Mein Fazi an dich: Lass es und begnuege dich erstmal mit einer fertigen Distribution wie z.B. Ubuntu & Co. Damit wirst du noch genug Spasz haben um dein Vorhaben umzusetzen.


----------



## eXtIO (22. Januar 2012)

*AW: Gentoo für HTPC mit geringer Leistung?*



dot schrieb:


> Ein Gentoo-System auf so einem Geraet zu nutzen ist mehr als fragwuerdig. Du musst bedenken das du so gut wie jedes Programm (+ Systemrpgoramme waehrend der Installation) auf diesem Geraet kompiliert werden muss.



Das ist ein gutes Argument! Erinnert mich an meine letztes Gentoo-Installation auf einem Netbook der ersten Generation... ohne distcc mit cross-compiler wird das keinen Spaß machen.


----------



## dot (22. Januar 2012)

*AW: Gentoo für HTPC mit geringer Leistung?*

Vorallem hat ein Linux-Neuling in der Regel kein distcc System welches er nutzen koennte. Man koennte sich da zwar was ueber cygwin & Co basteln, aber das ist eigentlich auch nur eine Kruecke. Waere mir fuer den Einstieg und vermutlich auch dem Wissensstand zu kompliziert. 
Ich meine ich bin schon leidensfaehig (Damals ein Gentoo Stage 1 System auf einem P1 200MHz System betrieben), aber aus heutiger Sicht in Sachen Zeitkosten und Nutzen wuerde ich es keinem empfehlen. Schon gar nicht einem Neuling der vermutlich komplett dadurch abgeschreckt wird.

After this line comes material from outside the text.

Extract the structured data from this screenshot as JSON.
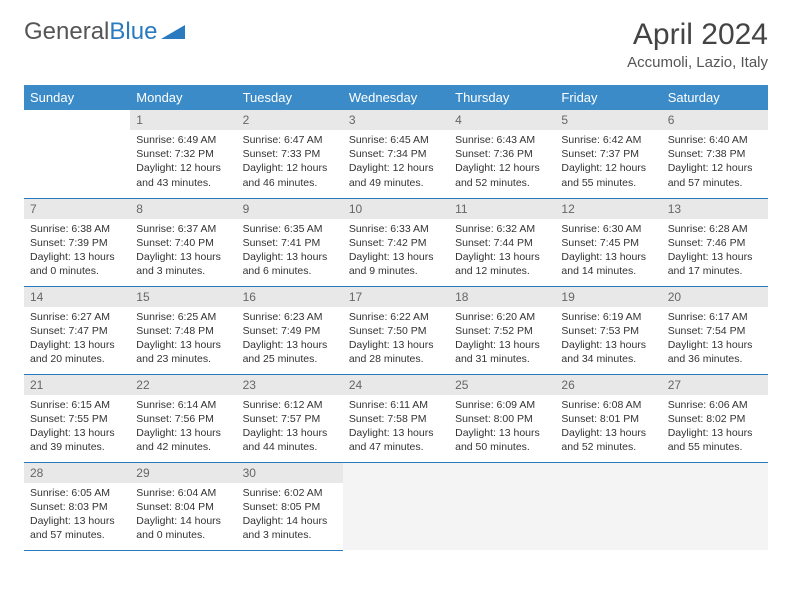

> Das ist ein gutes Argument! Erinnert mich an meine letztes Gentoo-Installation auf einem Netbook der ersten Generation... ohne distcc mit cross-compiler wird das keinen Spaß machen.



Wenn das System dann komplett eingerichtet ist ist es ja ok, aber der Weg dahin. Ein weiterer Schwachpunkt ist wenn du spaeter etwas mal nachinstallieren willst und einen Rattenschwanz an Paketabhaengigkeiten hast, welches quasi wichtige Systempakete beinhaltet. Wenn man nicht regelmaeszig updatet laeuft man in unmengen an Abhaengidkeitsfehlern beim Kompilieren rein die man nur sehr schwierig beheben kann. Dann laeuft es auf nerviges Rumlesen im Forum hinaus. Der Teufelskreis ist dann wieder das man das System eigentlich immer aktuell halten sollte und das mach bei 700MHz definit keinen Spasz.


----------



## Jimini (22. Januar 2012)

*AW: Gentoo für HTPC mit geringer Leistung?*

Ich stand letztens vor einem ähnlichen Problem (bzw tu es immer noch). Ich werde mir ein Raspi zulegen und es als Router und Firewall einsetzen - es stellte sich dann auch bei mir die Frage nach dem Betriebssystem. Ich nutze seit 2006 Gentoo, mittlerweile auf 5 Systemen. Am liebsten hätte ich natürlich auch auf dem Raspi Gentoo eingesetzt, aber aus den schon genannten Gründen ist davon Abstand zu nehmen. Wenn es unbedingt Gentoo sein muss, würde ich das System auf einem schnellen Rechner crosskompilieren und dann auf das ARM-System packen - aber sowas regelmäßig und bei jedem größeren Update?
Ich persönlich habe mich für OpenBSD entschieden - das System ist mit ~200MB (ohne GUI) sehr klein und zudem sehr stabil und erprobt. Ich würde dir dann eher eine Distribution wie Mythbuntu (ein HTPC-Ubuntu) empfehlen.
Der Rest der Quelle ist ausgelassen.